The writer himself claims in one of the beginning pages that he is going to narrate in a manner that resembles the way a crab walks; going forward and backward in a way that the overall result is a slow forward movement. She also supplies Konny with the weapon which he uses in the murder, after he is threatened by neo-Nazi skinheads. But at the same time, Grass also hints that decades of German self-flagellation after the war had brought about a reaction, causing young Konrad to ask whether the Nazis could really have been so evil.
Last but not least, this book shows a shrewd appreciation of the Internet and the way it can disseminate ideas of every kind, untested and unmoderated.
It’s as if ‘the Wilhelm Gustloff had never existed, as if there were no room for another maritime disaster, as if only the victims of the Titanic could be remembered, not those of the Gustloff’. Gnter Grass has been wrestling with Germany’s past for decades now, but no book since The Tin Drum has generated as much excitement as this engrossing account of the sinking of the Wilhelm Gustloff.
Sincehe lived in West Germany, but in his fiction he frequently returned to the Danzig of his childhood. He married in and since lived in Berlin as well as part-time in Schleswig-Holstein.
Some find him impossible to read but for me his work is genius, the mature and serious way to do history and its current impact in fiction, ie not alternati What happened to Tulla from Langfuhr, her baby and her grandson, before, during and after drabwalk sinking of the Wilhelm Gustloff which sailed from Gotenhafen Gdynia ctabwalk Unusually for its era, it was single-class. Collection inlibrary ; printdisabled ; internetarchivebooks ; china.
Why, then, remember the Gustloff?
Started in East Germany moved to the west but never amounted to much.

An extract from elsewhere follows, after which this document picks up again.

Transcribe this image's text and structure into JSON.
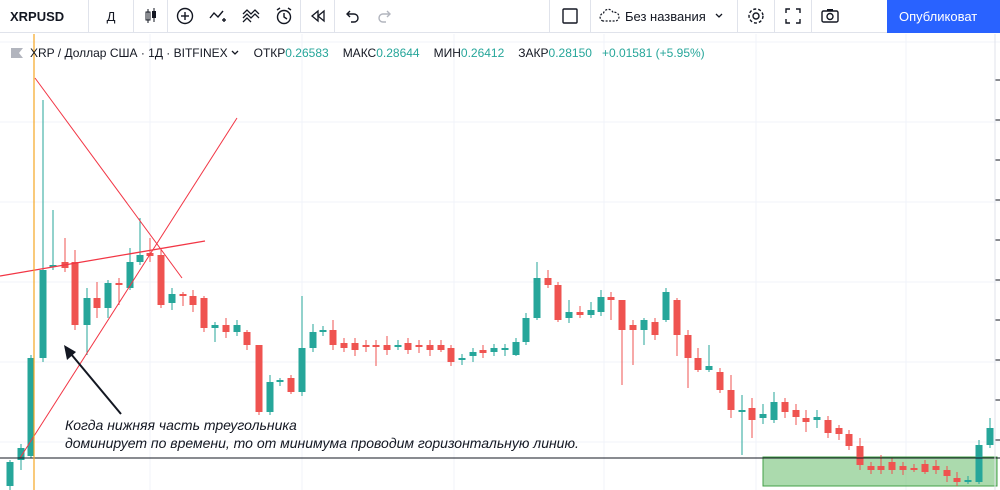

Read reviews that mention wilhelm gustloff world war gunter grass david frankfurter sinking of the ship soviet submarine strength through joy third reich back and forth sinking of the wilhelm tin drum ship wilhelm move forward paul pokriefke east germany read this book nobel prize german people website ship was named.
He volunteered for submarine service crabwa,k the Kriegsmarine “to get out of the confinement he felt as a teenager in his parents’ house” which he considered – in a very negative way – civic Catholic lower middle class. What forces Paul to confront his, and Germany’s history is his own son’s neo-Nazi proclivities Grass offers other, subtler insights. Amazon Advertising Find, attract, and engage customers.

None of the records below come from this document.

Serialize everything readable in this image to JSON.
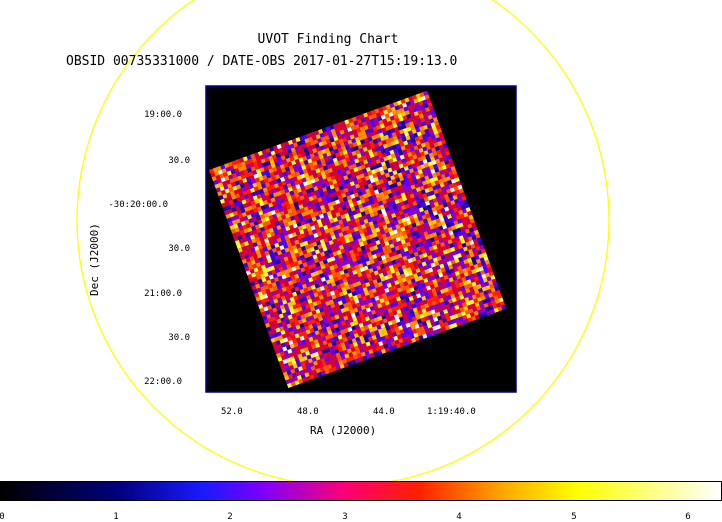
{
  "chart_data": {
    "type": "heatmap",
    "title": "UVOT Finding Chart",
    "subtitle": "OBSID 00735331000 / DATE-OBS 2017-01-27T15:19:13.0",
    "xlabel": "RA (J2000)",
    "ylabel": "Dec (J2000)",
    "x_ticks": [
      "52.0",
      "48.0",
      "44.0",
      "1:19:40.0"
    ],
    "y_ticks": [
      "19:00.0",
      "30.0",
      "-30:20:00.0",
      "30.0",
      "21:00.0",
      "30.0",
      "22:00.0"
    ],
    "colorbar": {
      "ticks": [
        "0",
        "1",
        "2",
        "3",
        "4",
        "5",
        "6"
      ],
      "range": [
        0,
        6
      ],
      "colors": [
        "#000000",
        "#0000ff",
        "#ff0000",
        "#ffff00",
        "#ffffff"
      ]
    },
    "image_note": "noise",
    "circle_color": "#ffff00",
    "frame_color": "#00008b"
  }
}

Crabwalk – Günter Grass – Google Books
The history of the Gustloff was fascinating and truly tragic, the complexity of German perceptions of its own past, and the dearth of comfortable answers make this book worth your time, even if it starts a little slow. A book on how evil or hatred depicted here on the affinity to the nazi ideology of some children at the end of the second world war doesn’t need a reason and will always find martyrs, because sacrifices are always seen with esteem and approval, even though the idea behind them is fundamentally wrong.

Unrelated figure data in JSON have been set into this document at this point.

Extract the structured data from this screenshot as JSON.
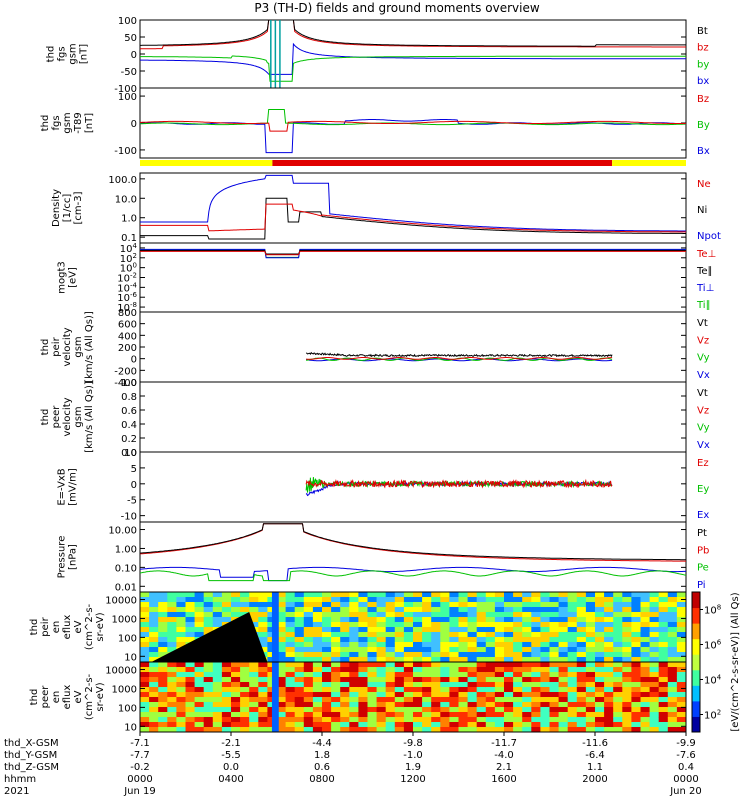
{
  "title": "P3 (TH-D) fields and ground moments overview",
  "chart_data": {
    "type": "line",
    "title": "P3 (TH-D) fields and ground moments overview",
    "x": {
      "ticks": [
        "0000",
        "0400",
        "0800",
        "1200",
        "1600",
        "2000",
        "0000"
      ],
      "dates": [
        {
          "pos": 0,
          "label": "Jun 19"
        },
        {
          "pos": 6,
          "label": "Jun 20"
        }
      ],
      "year": "2021",
      "rows": [
        {
          "name": "thd_X-GSM",
          "values": [
            "-7.1",
            "-2.1",
            "-4.4",
            "-9.8",
            "-11.7",
            "-11.6",
            "-9.9"
          ]
        },
        {
          "name": "thd_Y-GSM",
          "values": [
            "-7.7",
            "-5.5",
            "1.8",
            "-1.0",
            "-4.0",
            "-6.4",
            "-7.6"
          ]
        },
        {
          "name": "thd_Z-GSM",
          "values": [
            "-0.2",
            "0.0",
            "0.6",
            "1.9",
            "2.1",
            "1.1",
            "0.4"
          ]
        },
        {
          "name": "hhmm",
          "values": [
            "0000",
            "0400",
            "0800",
            "1200",
            "1600",
            "2000",
            "0000"
          ]
        }
      ]
    },
    "panels": [
      {
        "id": "fgs",
        "ylabel": [
          "thd",
          "fgs",
          "gsm",
          "[nT]"
        ],
        "yticks": [
          "100",
          "50",
          "0",
          "-50",
          "-100"
        ],
        "ylim": [
          -100,
          100
        ],
        "scale": "linear",
        "legend": [
          {
            "label": "Bt",
            "color": "#000000"
          },
          {
            "label": "bz",
            "color": "#e00000"
          },
          {
            "label": "by",
            "color": "#00c000"
          },
          {
            "label": "bx",
            "color": "#0000e0"
          }
        ]
      },
      {
        "id": "fgs-t89",
        "ylabel": [
          "thd",
          "fgs",
          "gsm",
          "-T89",
          "[nT]"
        ],
        "yticks": [
          "100",
          "0",
          "-100"
        ],
        "ylim": [
          -130,
          130
        ],
        "scale": "linear",
        "legend": [
          {
            "label": "Bz",
            "color": "#e00000"
          },
          {
            "label": "By",
            "color": "#00c000"
          },
          {
            "label": "Bx",
            "color": "#0000e0"
          }
        ]
      },
      {
        "id": "density",
        "ylabel": [
          "Density",
          "[1/cc]",
          "[cm-3]"
        ],
        "yticks": [
          "100.0",
          "10.0",
          "1.0",
          "0.1"
        ],
        "ylim": [
          0.05,
          200
        ],
        "scale": "log",
        "legend": [
          {
            "label": "Ne",
            "color": "#e00000"
          },
          {
            "label": "Ni",
            "color": "#000000"
          },
          {
            "label": "Npot",
            "color": "#0000e0"
          }
        ]
      },
      {
        "id": "temperature",
        "ylabel": [
          "mogt3",
          "[eV]"
        ],
        "yticks": [
          "10^4",
          "10^2",
          "10^0",
          "10^-2",
          "10^-4",
          "10^-6",
          "10^-8"
        ],
        "ylim": [
          1e-09,
          100000.0
        ],
        "scale": "log",
        "legend": [
          {
            "label": "Te⊥",
            "color": "#e00000"
          },
          {
            "label": "Te∥",
            "color": "#000000"
          },
          {
            "label": "Ti⊥",
            "color": "#0000e0"
          },
          {
            "label": "Ti∥",
            "color": "#00c000"
          }
        ]
      },
      {
        "id": "peir-velocity",
        "ylabel": [
          "thd",
          "peir",
          "velocity",
          "gsm",
          "[km/s (All Qs)]"
        ],
        "yticks": [
          "800",
          "600",
          "400",
          "200",
          "0",
          "-200",
          "-400"
        ],
        "ylim": [
          -400,
          800
        ],
        "scale": "linear",
        "legend": [
          {
            "label": "Vt",
            "color": "#000000"
          },
          {
            "label": "Vz",
            "color": "#e00000"
          },
          {
            "label": "Vy",
            "color": "#00c000"
          },
          {
            "label": "Vx",
            "color": "#0000e0"
          }
        ]
      },
      {
        "id": "peer-velocity",
        "ylabel": [
          "thd",
          "peer",
          "velocity",
          "gsm",
          "[km/s (All Qs)]"
        ],
        "yticks": [
          "1.0",
          "0.8",
          "0.6",
          "0.4",
          "0.2",
          "0.0"
        ],
        "ylim": [
          0,
          1
        ],
        "scale": "linear",
        "legend": [
          {
            "label": "Vt",
            "color": "#000000"
          },
          {
            "label": "Vz",
            "color": "#e00000"
          },
          {
            "label": "Vy",
            "color": "#00c000"
          },
          {
            "label": "Vx",
            "color": "#0000e0"
          }
        ]
      },
      {
        "id": "efield",
        "ylabel": [
          "E=-VxB",
          "[mV/m]"
        ],
        "yticks": [
          "10",
          "5",
          "0",
          "-5",
          "-10"
        ],
        "ylim": [
          -12,
          10
        ],
        "scale": "linear",
        "legend": [
          {
            "label": "Ez",
            "color": "#e00000"
          },
          {
            "label": "Ey",
            "color": "#00c000"
          },
          {
            "label": "Ex",
            "color": "#0000e0"
          }
        ]
      },
      {
        "id": "pressure",
        "ylabel": [
          "Pressure",
          "[nPa]"
        ],
        "yticks": [
          "10.00",
          "1.00",
          "0.10",
          "0.01"
        ],
        "ylim": [
          0.005,
          25
        ],
        "scale": "log",
        "legend": [
          {
            "label": "Pt",
            "color": "#000000"
          },
          {
            "label": "Pb",
            "color": "#e00000"
          },
          {
            "label": "Pe",
            "color": "#00c000"
          },
          {
            "label": "Pi",
            "color": "#0000e0"
          }
        ]
      },
      {
        "id": "peir-eflux",
        "ylabel": [
          "thd",
          "peir",
          "en",
          "eflux",
          "eV",
          "(cm^2-s-",
          "sr-eV)"
        ],
        "yticks": [
          "10000",
          "1000",
          "100",
          "10"
        ],
        "ylim": [
          5,
          25000
        ],
        "scale": "log",
        "kind": "spectrogram"
      },
      {
        "id": "peer-eflux",
        "ylabel": [
          "thd",
          "peer",
          "en",
          "eflux",
          "eV",
          "(cm^2-s-",
          "sr-eV)"
        ],
        "yticks": [
          "10000",
          "1000",
          "100",
          "10"
        ],
        "ylim": [
          5,
          25000
        ],
        "scale": "log",
        "kind": "spectrogram"
      }
    ],
    "colorbar": {
      "label": "[eV/(cm^2-s-sr-eV)] (All Qs)",
      "ticks": [
        "10^8",
        "10^6",
        "10^4",
        "10^2"
      ],
      "range": [
        10.0,
        1000000000.0
      ]
    },
    "mode_bar": [
      {
        "start": 0.0,
        "end": 5.82,
        "mode": "slow survey",
        "color": "#ffff00"
      },
      {
        "start": 5.82,
        "end": 20.75,
        "mode": "fast survey",
        "color": "#e00000"
      },
      {
        "start": 20.75,
        "end": 24.0,
        "mode": "slow survey",
        "color": "#ffff00"
      }
    ]
  }
}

Paul Pokriefke, the journalist, doesn’t want to know about the past, and is almost vitriolic about his mother, This is the first I’ve read by Gunther Grass, who won the Nobel Prize for Literature. He realizes that the site is maintained by his teenage son Konny who, influenced by his grandmother, has found in right-wing extremism the appetite to acknowledge the suffering of Germans during the war.
Prose in peril on the sea
In he became a Luftwaffenhelfer, then he was drafted into the Reichsarbeitsdienst, and in Novembershortly after his seventeenth birthday, into the Waffen-SS. Paul Pokriefke, the journalist, doesn’t want to know about the past, and is almost vitriolic about his mother, who is always going on about it.
The characters, too, could have involved you more. While his mother sees her whole existence in terms of that calamitous moment, Paul wishes their life could have been less touched by the past. Crabwalk is full of complaints that this terrible disaster losses hard to estimate, crabwxlk perhaps approaching 10, has none of the celebrity it deserves. He’s pressured into it by the major background player, Grass himself.